Bike patrol and case manager need to be funded

If you go to Seattle Mayor Greg Nickels' Web site, you will see that public safety is one of his first priorities. He states that we need to give police the tools, training and equipment to do their jobs. City government is eager to encourage citizens to report crime, to watch each others' homes and property, to work with city departments in making our parks and business districts safe and inviting for legitimate public use and a thriving local economy.

Well, we are doing all of those things and have been doing them for a long time here on Capitol Hill and in the East Precinct. And frankly, I'm disappointed and disgusted. Why is the mayor not giving the police the effective tool of a fully-funded, dedicated, eight officer bike patrol for the East Precinct?

We spent a long summer and fall collecting data and information about crime here on Capitol Hill. We met in meeting after meeting with human service organizations, attempting to dismantle the polarization that existed between service organizations and the people they serve, and neighbors and business owners. We saw the power in the two divergent groups working together to address very real social problems and criminality.

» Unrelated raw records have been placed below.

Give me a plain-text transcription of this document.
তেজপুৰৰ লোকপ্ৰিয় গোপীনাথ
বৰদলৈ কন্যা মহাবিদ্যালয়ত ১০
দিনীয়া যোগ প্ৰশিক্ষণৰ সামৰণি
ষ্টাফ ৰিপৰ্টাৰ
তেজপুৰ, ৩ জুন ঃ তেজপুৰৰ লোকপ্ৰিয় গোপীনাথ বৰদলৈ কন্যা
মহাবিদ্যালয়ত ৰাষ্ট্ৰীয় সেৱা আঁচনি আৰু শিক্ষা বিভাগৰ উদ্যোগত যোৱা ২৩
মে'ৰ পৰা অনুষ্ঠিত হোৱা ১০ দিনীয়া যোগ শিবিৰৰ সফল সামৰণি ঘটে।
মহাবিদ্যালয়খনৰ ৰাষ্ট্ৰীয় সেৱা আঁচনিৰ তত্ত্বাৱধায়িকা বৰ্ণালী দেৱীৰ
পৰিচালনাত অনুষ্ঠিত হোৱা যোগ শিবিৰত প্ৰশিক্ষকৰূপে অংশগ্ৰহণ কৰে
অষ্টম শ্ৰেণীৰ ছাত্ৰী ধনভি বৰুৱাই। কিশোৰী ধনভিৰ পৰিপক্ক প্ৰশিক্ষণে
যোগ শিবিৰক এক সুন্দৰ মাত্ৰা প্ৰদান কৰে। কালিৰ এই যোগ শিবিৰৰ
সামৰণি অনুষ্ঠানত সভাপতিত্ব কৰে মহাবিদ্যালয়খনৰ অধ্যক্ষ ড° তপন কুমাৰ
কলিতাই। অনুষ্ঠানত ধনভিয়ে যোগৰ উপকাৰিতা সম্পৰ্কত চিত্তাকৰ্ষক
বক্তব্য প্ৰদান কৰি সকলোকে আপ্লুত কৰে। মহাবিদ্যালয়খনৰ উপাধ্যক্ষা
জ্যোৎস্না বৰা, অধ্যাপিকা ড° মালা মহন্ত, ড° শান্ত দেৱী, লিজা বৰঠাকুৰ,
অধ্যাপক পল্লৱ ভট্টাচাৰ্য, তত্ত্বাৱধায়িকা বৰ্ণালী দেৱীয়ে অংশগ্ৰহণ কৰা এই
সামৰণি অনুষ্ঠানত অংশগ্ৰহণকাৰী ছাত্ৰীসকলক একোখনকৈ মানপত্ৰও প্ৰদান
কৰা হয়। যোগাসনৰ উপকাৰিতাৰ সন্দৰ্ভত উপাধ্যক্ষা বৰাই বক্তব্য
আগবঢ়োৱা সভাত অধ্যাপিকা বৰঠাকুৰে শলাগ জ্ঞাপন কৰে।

We organized an extensive grassroots effort of neighbors, businesses and other community organizations to be the squeaking wheel in the ears of government and law enforcement, and we were successful, or so we thought, in getting the City Council to budget $400,000 for a fully funded, dedicated bike patrol of eight officers and one sergeant, and $30,000 for a full-time street outreach worker to assist the homeless and disaffected youth who wander our streets and live in our parks and doorways.

We knew this was a short-term solution, but at least we had our foot in the door of public process. We know the problems are multi-layered, complex and need a much greater focus and commitment of resources.

You can imagine our disappointment, frustration and anger when Mayor Nickels put a freeze on the money we need to ensure public safety and a minimum support effort for homeless youth. And now we are treading water in the thick mud of process with the city and the police department, trying to find a way to utilize the money if and when it is every unfrozen. Don't you just love it?

The buzz was loud on Capitol Hill last summer, and it spread to other neighborhoods and organizations in the East Precinct. We have finally united to say we have had enough of the lawlessness, the incivility and the lack of safety in our neighborhoods and parks. All of us have been quietly talking about it for years as we've seen our neighborhoods change. And now we are stating it loudly and clearly, in an organized and powerful voice, and we will be heard whether public officials or law enforcement leadership wants to hear it or not. We will not be buried under interminable public process, staged photo-ops with the mayor and police chief, honorary award ceremonies to thank us for our good citizenship and public efforts. We demand results and we will get them.

We have worked with the Parks Department in addressing the environmental safety of park open spaces and public restrooms. The Seattle Parks Department has been a valuable resource for the community and is peopled with dedicated public servants. We have formed block watches and park watches, groups of citizens strolling about the streets and parks and reporting illegal activity. Neighborhood groups are working tirelessly to bring legitimate activities into the parks for all citizens on Capitol Hill, including street youth and homeless people, not just the "cranky neighbors" or "heartless homeowners," as some of us have been categorized.

Those are yesterday's monikers, anyway. We know who we are on Capitol Hill - a vibrant and rich sauce of all classes, all colors, all sorts, all genders, all ages, all beliefs - and we are going to make it work. But we need some real leadership from the city, from elected officials who have a real vision for Seattle neighborhoods that includes basic safety and public civility.

It is true that following Mayor Nickels' 17-point plan to address issues in Cal Anderson Park last fall, things got better. They usually do when summer ends, the rains fall and the weather turns chilly. You can know with complete certainty that as spring and summer return, we will be watching closely and reporting in very public ways just how effective those measures were and how closely you heard our demands for assistance.

And we will hold the mayor to his well-published statements that "public safety is the paramount duty of the City." We expect to see this commitment in the funding of the eight officer, fully funded, dedicated bike patrol for the East Precinct and funding for a street outreach worker to work with Capitol Hill's homeless and disaffected youth.

Brad Trenary is a Capitol Hill resident.